The Nature Fakers Controversy warred on the pages of the newspapers for weeks and months. The New York Times declared that the Burroughs’ blow had initiated the “War of the Naturalists.” The Naturalist Realists, or Sham Naturalists, were being labeled Yellow Journalists; liars who wrote only that which served their goals, whether what they purported was fact or not. Readers throughout the country would have to come to their own opinion. Some had no problem with either type of writing, others condemned both. More could care less about the folds of the dispute. The most important result of this controversy was an increased attention towards nature, and more specifically, how best to appreciate nature. By the middle of the first decade of the 20th century these questions arrived at the forefront of the national consciousness.
Plenty of ink was spilled recording this profound, albeit brief, shift in collective consciousness. In the next three years Roosevelt was signing the Antiquities Act of 1906 into la. Monumental legislation that ensured the power to protect cherished land would be inculcated from the debilitating partisan squabbling in the House. The law gave the president the unilateral authority to establish any natural element of scientific of cultural import a protected national monument. It was only recently that President Obama eclipsed Roosevelt’s record for protecting the most public lands. On top of monuments, America enshrined national parks and created the boy scout movement. An entire literary genre, unprecedented legislation, and a mainstream cultural movement all demarcated the crescendo of American nature phillia. For nature to be a national priority is rare. The pendulum forces of the industrial revolution reversed course and swung towards conservation. It was the combination of these forces and timely technological and cultural advancements that drew American’s interest outdoors.

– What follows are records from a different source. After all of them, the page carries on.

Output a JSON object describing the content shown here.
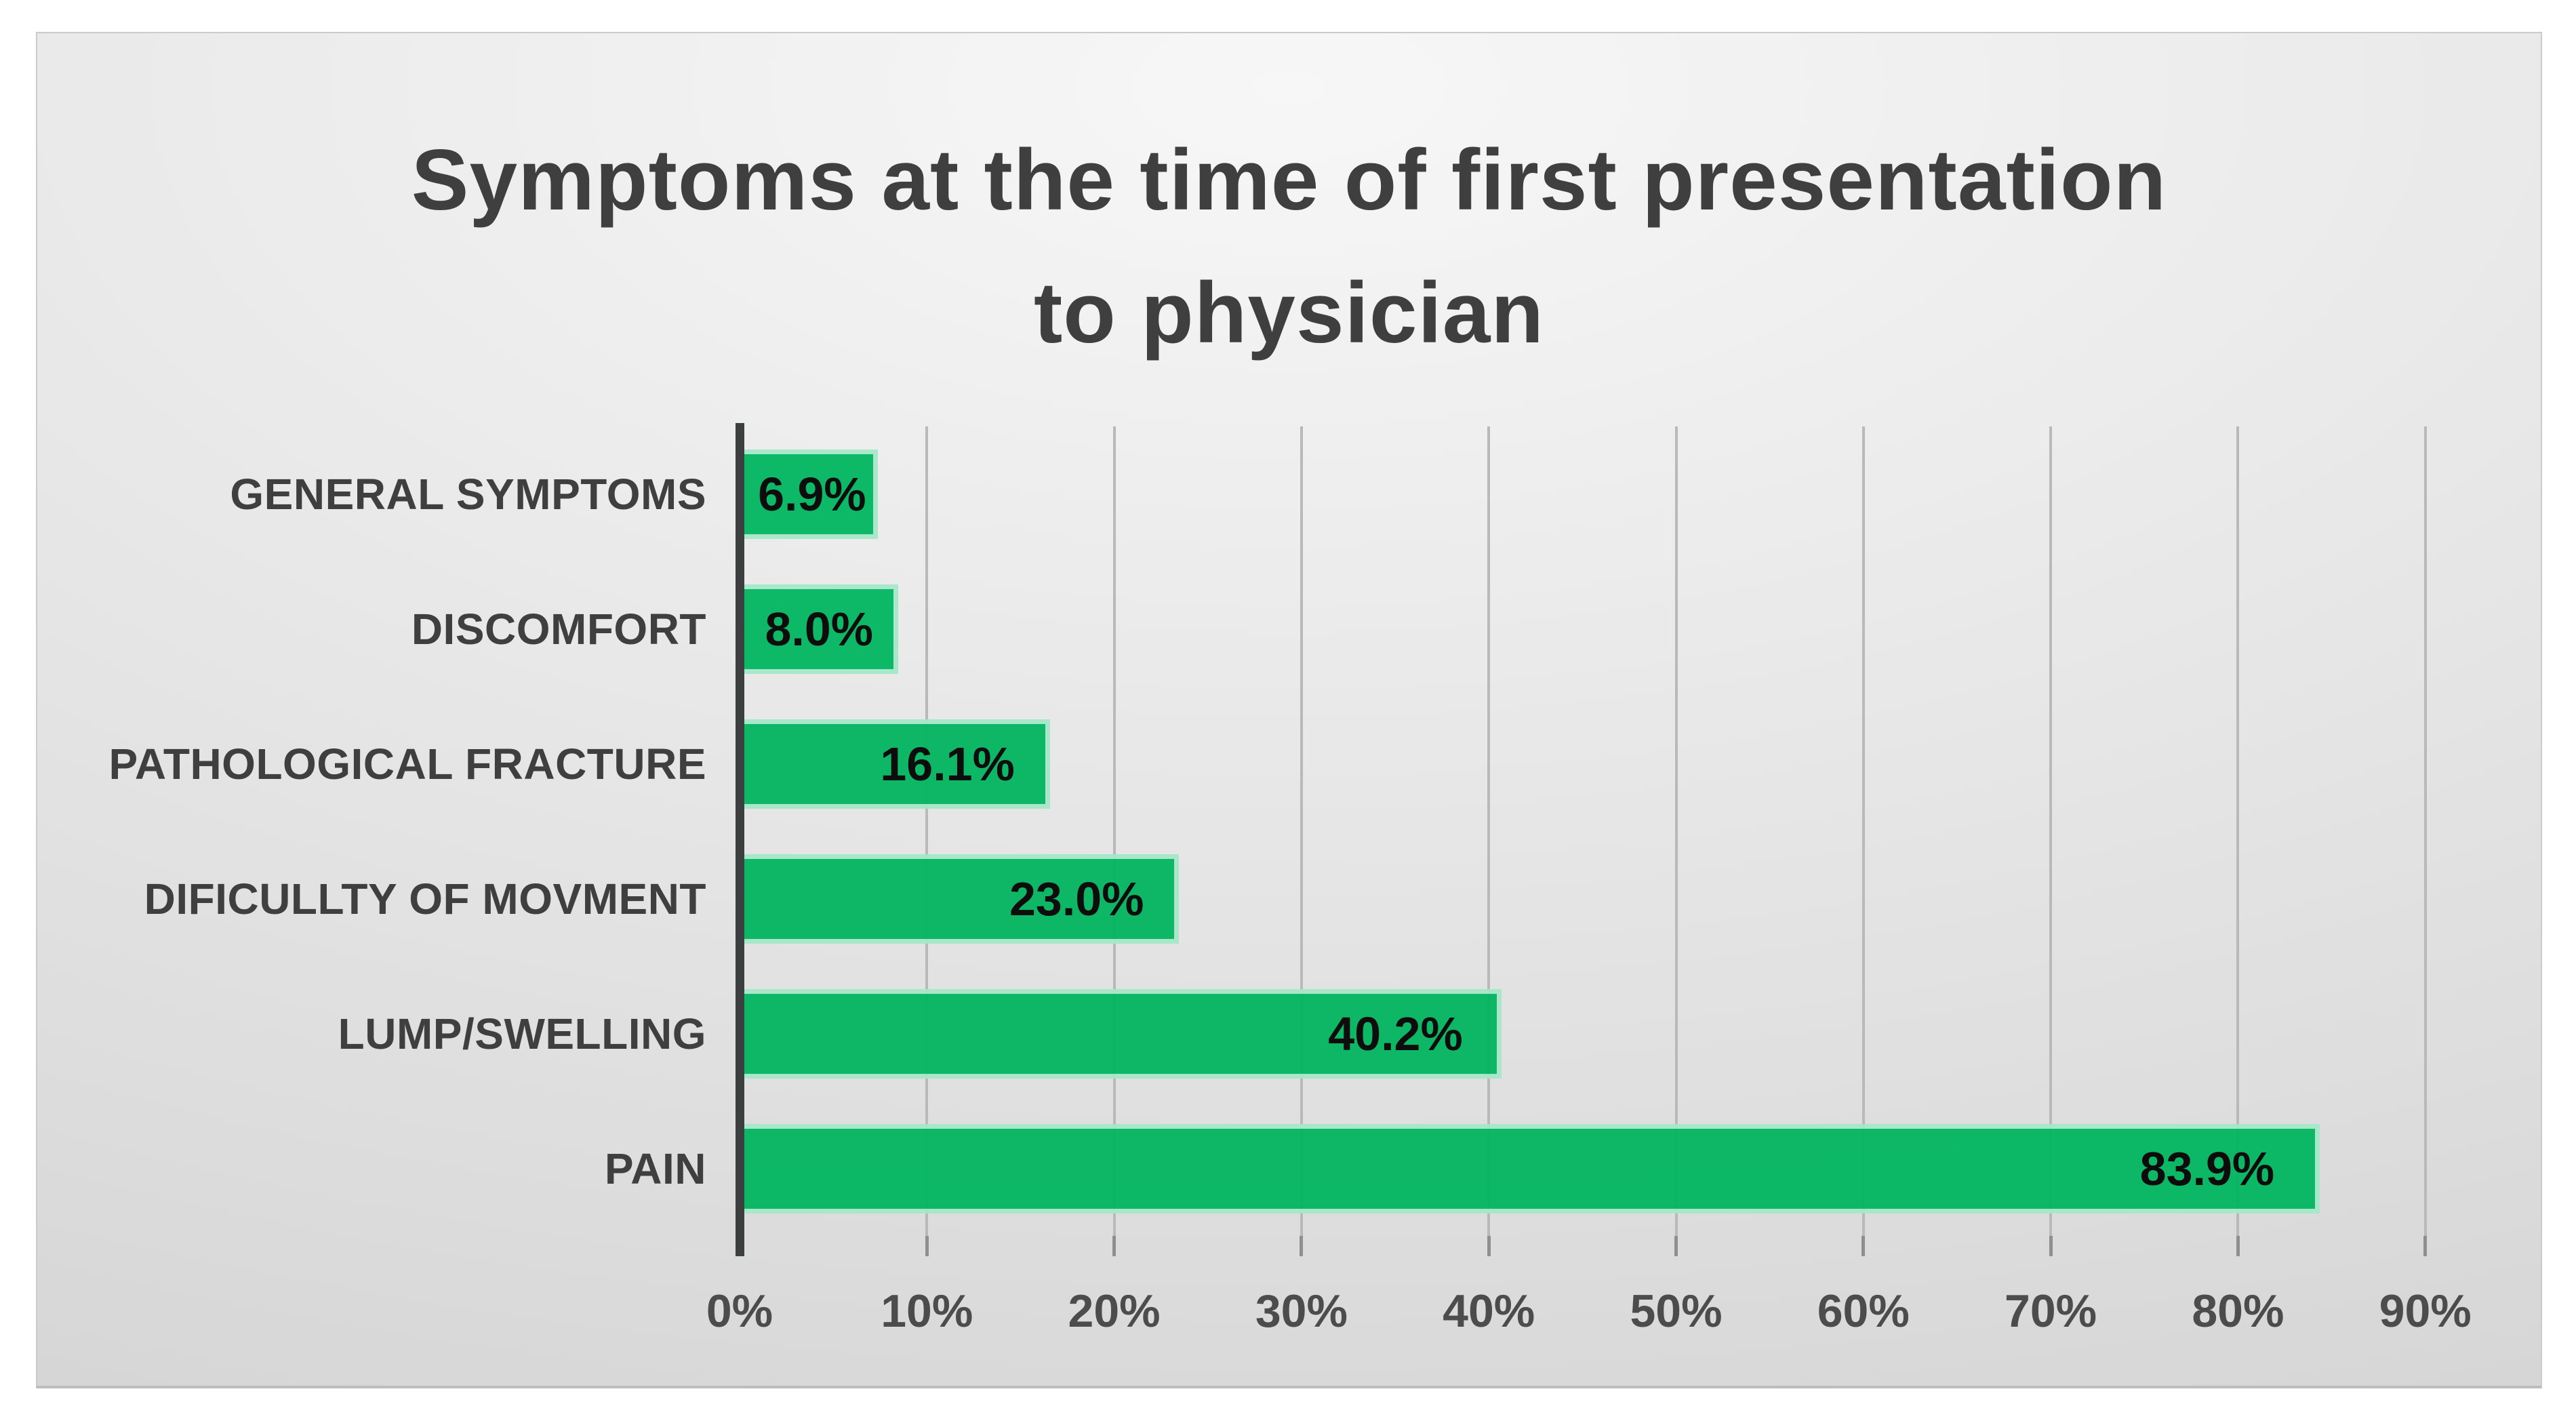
{
  "chart_data": {
    "type": "bar",
    "orientation": "horizontal",
    "title_line1": "Symptoms at the time of first presentation",
    "title_line2": "to physician",
    "categories": [
      "GENERAL SYMPTOMS",
      "DISCOMFORT",
      "PATHOLOGICAL FRACTURE",
      "DIFICULLTY OF MOVMENT",
      "LUMP/SWELLING",
      "PAIN"
    ],
    "values": [
      6.9,
      8.0,
      16.1,
      23.0,
      40.2,
      83.9
    ],
    "value_labels": [
      "6.9%",
      "8.0%",
      "16.1%",
      "23.0%",
      "40.2%",
      "83.9%"
    ],
    "x_tick_labels": [
      "0%",
      "10%",
      "20%",
      "30%",
      "40%",
      "50%",
      "60%",
      "70%",
      "80%",
      "90%"
    ],
    "x_tick_values": [
      0,
      10,
      20,
      30,
      40,
      50,
      60,
      70,
      80,
      90
    ],
    "xlim": [
      0,
      90
    ],
    "xlabel": "",
    "ylabel": "",
    "grid": "vertical-major",
    "legend": "none",
    "value_label_position": "inside-end"
  },
  "colors": {
    "bar_fill": "#00B55E",
    "bar_edge": "#A5E8C9",
    "axis_line": "#3C3F40",
    "gridline": "#B9B9B9",
    "tick": "#8F8F8F",
    "title_text": "#3F3F3F",
    "category_text": "#3F3F3F",
    "value_text": "#000000",
    "axis_label_text": "#4C4C4C",
    "page_background": "#FFFFFF",
    "panel_background": "#E3E3E3"
  }
}
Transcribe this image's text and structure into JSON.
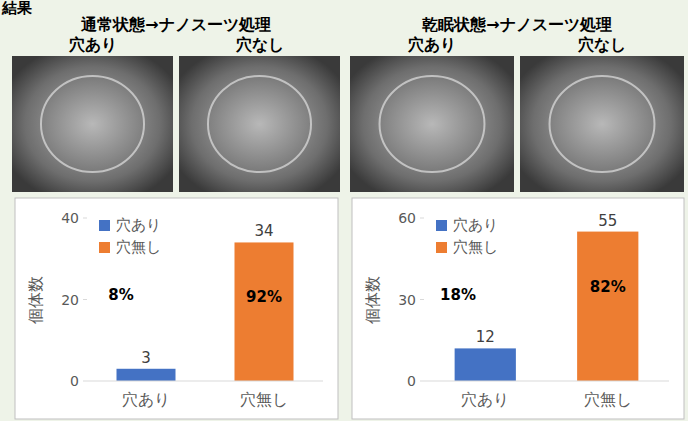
{
  "heading": "結果",
  "panels": [
    {
      "title": "通常状態→ナノスーツ処理",
      "image_labels": [
        "穴あり",
        "穴なし"
      ]
    },
    {
      "title": "乾眠状態→ナノスーツ処理",
      "image_labels": [
        "穴あり",
        "穴なし"
      ]
    }
  ],
  "chart_data": [
    {
      "type": "bar",
      "y_label": "個体数",
      "categories": [
        "穴あり",
        "穴無し"
      ],
      "values": [
        3,
        34
      ],
      "colors": [
        "#4472c4",
        "#ed7d31"
      ],
      "ylim": [
        0,
        40
      ],
      "yticks": [
        0,
        20,
        40
      ],
      "grid": false,
      "legend": "upper left",
      "data_labels": true,
      "annotations": [
        "8%",
        "92%"
      ]
    },
    {
      "type": "bar",
      "y_label": "個体数",
      "categories": [
        "穴あり",
        "穴無し"
      ],
      "values": [
        12,
        55
      ],
      "colors": [
        "#4472c4",
        "#ed7d31"
      ],
      "ylim": [
        0,
        60
      ],
      "yticks": [
        0,
        30,
        60
      ],
      "grid": false,
      "legend": "upper left",
      "data_labels": true,
      "annotations": [
        "18%",
        "82%"
      ]
    }
  ]
}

The debate raged until the scientists came out in support of Roosevelt and the real naturalists. Just as quickly as the Shams became popular did their interest fade. For his part Roosevelt leaned on his his diplomatic sensibility and ended the Controversy with a more conciliatory tone. He urged for a continuation in the pursuit of understanding of our natural counterparts. He called for, “[a] real knowledge and appreciation of wild things, of trees, flowers, birds, and of the grim and crafty creatures of the wilderness which give us added beauty and health to life.” For the Shams, it was too much ‘Meerkat Manor’ and not enough ‘Planet Earth.’ On the other hand, some inferences the Sham’s made about the nature of the wild were true. By bucking the prevailing wisdom and intuiting elevated faculties in nature they allowed for the future understanding of living things. Perhaps more important they made them easier to empathize with and therefore easier to appreciate. Merely tolerating nature as a reductive entity leaves something to be desired. Once you’ve come to revere nature you’re more awakened to the reality that by looking into nature you can understand more about us. Whether you consider yourself to be a Real or Sham Naturalist, this Yellow Journalist can agree with that.